Dealbook is reporting that, at the current rate of hedge fund closures, 7% of the hedge fund industry will have closed by year’s end. Hedge funds are supposed to make money no matter which way the market goes, but not when they don’t know which way its going, according to Dealbook contributor Louise Story. Hedge fund models are failing because the markets are “too unpredictable,” she wrote.
This news is apparently lost on Financial Technologies Forum LLC, who recently invited me to a half-day course on “Understanding Hedge Funds.” I’m not sure the conference planners understand hedge funds that well themselves, since their invite opens by saying:
Hedge Funds remain the fastest growing, dynamic and most intriguing segment of the market.

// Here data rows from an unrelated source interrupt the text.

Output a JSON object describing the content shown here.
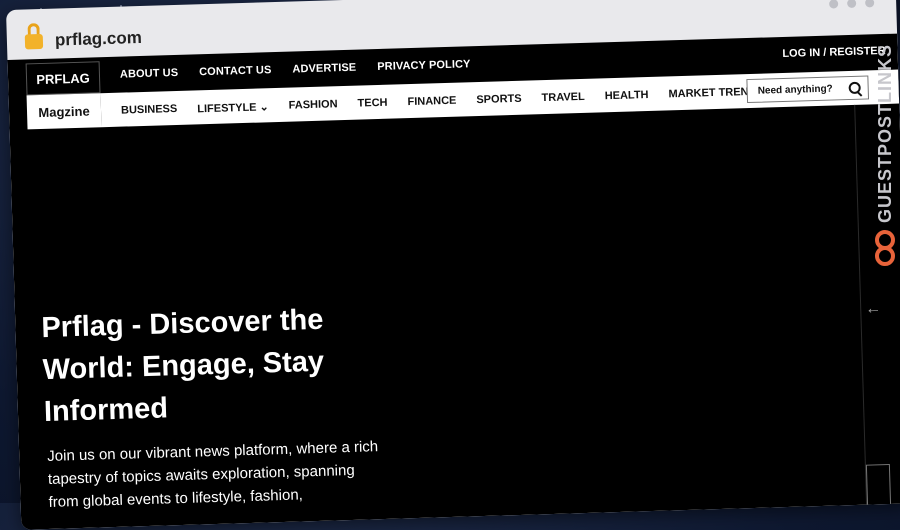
{
  "browser": {
    "url": "prflag.com"
  },
  "site": {
    "brand_top": "PRFLAG",
    "brand_bottom": "Magzine",
    "top_nav": [
      "ABOUT US",
      "CONTACT US",
      "ADVERTISE",
      "PRIVACY POLICY"
    ],
    "login": "LOG IN / REGISTER",
    "category_nav": [
      "BUSINESS",
      "LIFESTYLE",
      "FASHION",
      "TECH",
      "FINANCE",
      "SPORTS",
      "TRAVEL",
      "HEALTH",
      "MARKET TRENDS"
    ],
    "search_placeholder": "Need anything?"
  },
  "hero": {
    "title": "Prflag - Discover the World: Engage, Stay Informed",
    "description": "Join us on our vibrant news platform, where a rich tapestry of topics awaits exploration, spanning from global events to lifestyle, fashion,"
  },
  "watermark": {
    "text": "GUESTPOSTLINKS"
  },
  "icons": {
    "lock": "lock-icon",
    "search": "search-icon",
    "arrow": "arrow-left-icon",
    "lifestyle_caret": "chevron-down-icon"
  },
  "colors": {
    "background": "#0e1830",
    "page": "#000000",
    "lock": "#f2b22a",
    "watermark_logo": "#e8633a"
  }
}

Oops. But that aside, what does a diminished hedge fund industry mean for private equity? Surely its going to make less of an impact than the bank consolidation we’re seeing, but hedge funds make up a decent chunk of senior debt holders in LBOs, too. One more nail in the access to capital coffin.
I guess the upside is this: Speaking in gross generalizations, deals getting done today are using around half equity, with some mezz and some senior debt. If a company that’s capitalized that conservatively somehow goes under, (A) the PE firm just lost a lot of money, but (B) there will likely be less parties fighting for control of the company on the other side.